The rate is about two and a half times what National Grid currently pays for wholesale power, but is only expected to increase a typical resident’s monthly power bill by $1.35, given that 99 percent of the state’s power comes from far cheaper fossil fuels. Under the version approved by state regulators, Deepwater agreed to pass on any cost savings achieved during construction of the wind farm to ratepayers in the form of lower power prices, according to information on the company’s Web site.
The high electricity rates stem from multiple factors connected with the emerging industry. Capital costs are steep — roughly double those for land-based wind – because the technology is still developing, and the perception of project risk raises financing costs. In addition, there are uncertainties about the expense of operating and maintaining a wind farm in challenging ocean conditions.
A study last year from the Virginia Coastal Energy Research Consortium estimated the current levelized, or life-cycle, cost of energy from a wind farm off the coast of Virginia at $105 to $130 per megawatt-hour (MWh), compared with $85 to $100 per MWh for a coal-fired plant and $80 to $100 per MWh for a combined-cycle gas turbine plant. But if a levelized cost of $50 per ton to capture and sequester carbon is factored in, power from an offshore wind farm would be cheaper than from a new coal-fired plant, and could be “marginally competitive” with electricity flowing from a new combined-cycle gas turbine plant, said the report from the consortium, which is composed of universities, state agencies and industry groups.
A February 2010 report released by researchers at the University of Delaware said the price of offshore wind is expected to “drop sharply as the industry develops technically, and as it establishes [a] supply chain and manufacturing in the region.”

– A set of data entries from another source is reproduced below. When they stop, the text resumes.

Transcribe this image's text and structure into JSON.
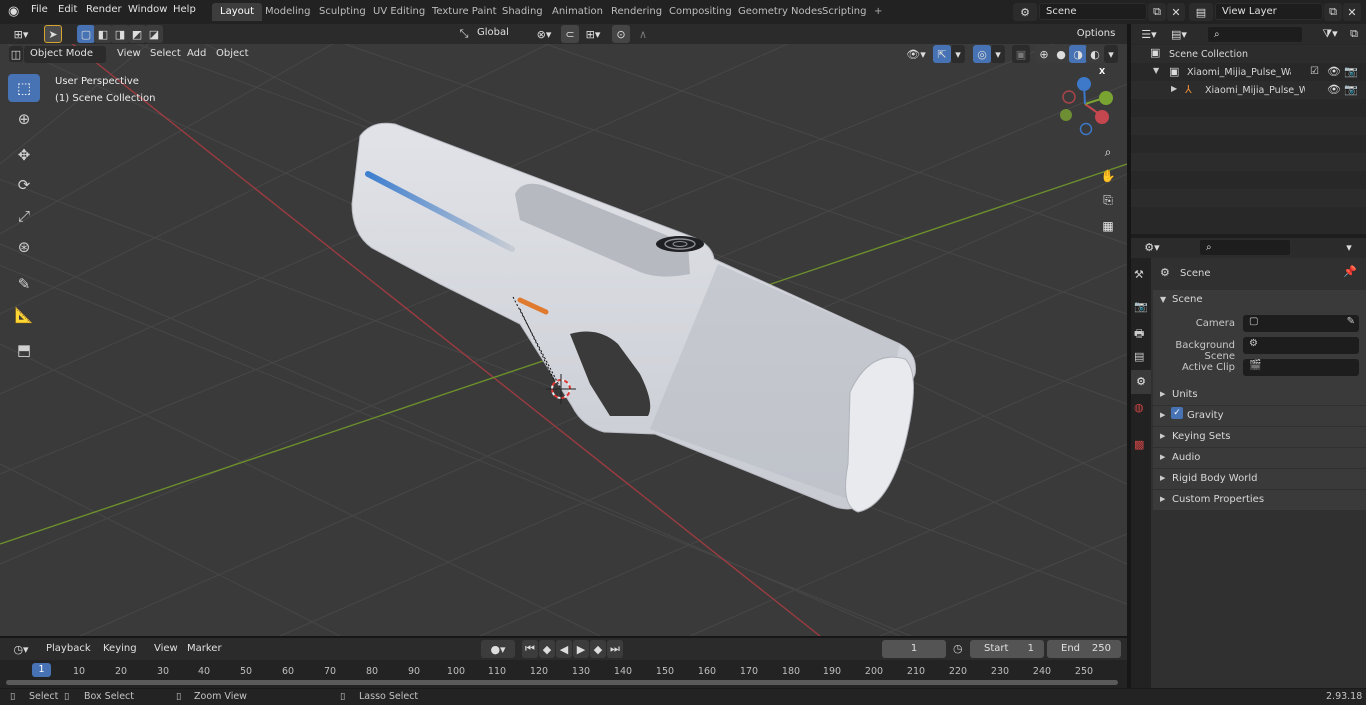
{
  "topbar": {
    "menus": [
      "File",
      "Edit",
      "Render",
      "Window",
      "Help"
    ],
    "workspaces": [
      "Layout",
      "Modeling",
      "Sculpting",
      "UV Editing",
      "Texture Paint",
      "Shading",
      "Animation",
      "Rendering",
      "Compositing",
      "Geometry Nodes",
      "Scripting"
    ],
    "active_workspace": "Layout",
    "add_workspace": "+",
    "scene_name": "Scene",
    "view_layer": "View Layer"
  },
  "viewport": {
    "mode": "Object Mode",
    "menus": [
      "View",
      "Select",
      "Add",
      "Object"
    ],
    "transform_orientation": "Global",
    "options_label": "Options",
    "overlay_title": "User Perspective",
    "overlay_subtitle": "(1) Scene Collection",
    "gizmo": {
      "x": "X",
      "y": "Y",
      "z": "Z"
    }
  },
  "outliner": {
    "root": "Scene Collection",
    "collection": "Xiaomi_Mijia_Pulse_Water_Gu",
    "object": "Xiaomi_Mijia_Pulse_Wate"
  },
  "properties": {
    "context": "Scene",
    "panel": "Scene",
    "camera_label": "Camera",
    "background_label": "Background Scene",
    "clip_label": "Active Clip",
    "sections": [
      "Units",
      "Gravity",
      "Keying Sets",
      "Audio",
      "Rigid Body World",
      "Custom Properties"
    ],
    "gravity_checked": true
  },
  "timeline": {
    "menus": [
      "Playback",
      "Keying",
      "View",
      "Marker"
    ],
    "current_frame": "1",
    "start_label": "Start",
    "start": "1",
    "end_label": "End",
    "end": "250",
    "ticks": [
      "1",
      "10",
      "20",
      "30",
      "40",
      "50",
      "60",
      "70",
      "80",
      "90",
      "100",
      "110",
      "120",
      "130",
      "140",
      "150",
      "160",
      "170",
      "180",
      "190",
      "200",
      "210",
      "220",
      "230",
      "240",
      "250"
    ]
  },
  "statusbar": {
    "select": "Select",
    "box_select": "Box Select",
    "zoom_view": "Zoom View",
    "lasso_select": "Lasso Select",
    "version": "2.93.18"
  },
  "colors": {
    "accent": "#4772b3",
    "x_axis": "#c4464f",
    "y_axis": "#7aa431",
    "z_axis": "#3d78c9"
  }
}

Lowering costs is a top objective of a new, unprecedented push by the U.S. Energy Department to speed the development of the nation’s ocean-based energy resources. The department has set an ambitious goal of dramatically cutting the cost of offshore wind to 7 to 9 cents per kWh by 2030, with an interim target of bringing 10 GW of power online at 13 cents per kWh by 2020, to make it competitive with conventional sources of power.
A report released by the National Renewable Energy Laboratory in September set a target of harnessing 54 GW of wind power along the U.S. coastlines and the Great Lakes by 2030. Production on that scale would generate$200 billion in new economic activity and create 43,000 jobs, the study says. It pegs the nation’s total offshore wind resource at 4,000 GW, or roughly four times the current generating capacity of the entire U.S. electric grid.
Like other research that is bullish on the prospects for ocean-based energy, the report says that prices are expected to decline as the technology matures and as a manufacturing industry takes root here.
As an example, it notes that since turbines for ocean-based wind are usually larger than terrestrial ones, they tend to be more expensive to manufacture in existing facilities for projects on land. Building new, specialized manufacturing establishments could lower the cost of blades, turbines and other components in the long run, and create jobs, the report says. High transportation costs for the massive parts also favor building local plants, preferably ones close to ports that are capable of handling offshore construction and maintenance logistics, it says.
Another critical link in the supply chain is the availability of customized vessels capable of transporting the huge platforms, nacelles and other parts out to sea. Currently, there is a lack of such vessels here, and a high price tag estimated at more than $100 million per ship could be a severely limiting factor, because of uncertainties surrounding how the sector will develop, the report says. There has been discussion of repurposing vessels used for offshore oil and gas drilling, though many are reportedly too small to carry some of the largest offshore wind turbines and the cranes needed to install them.
Making use of ships that serve the already established European offshore wind industry is not an option, given that the Merchant Marine Act of 1920, also known as the Jones Act, requires that ships carrying cargo between U.S. ports be flagged, owned and operated by U.S. companies and carry crews who are U.S. citizens or permanent residents. As with the various other existing supply-chain challenges, advocates assert that over the long-term, the act’s restrictions could lead to a blossoming of the domestic ship-building sector.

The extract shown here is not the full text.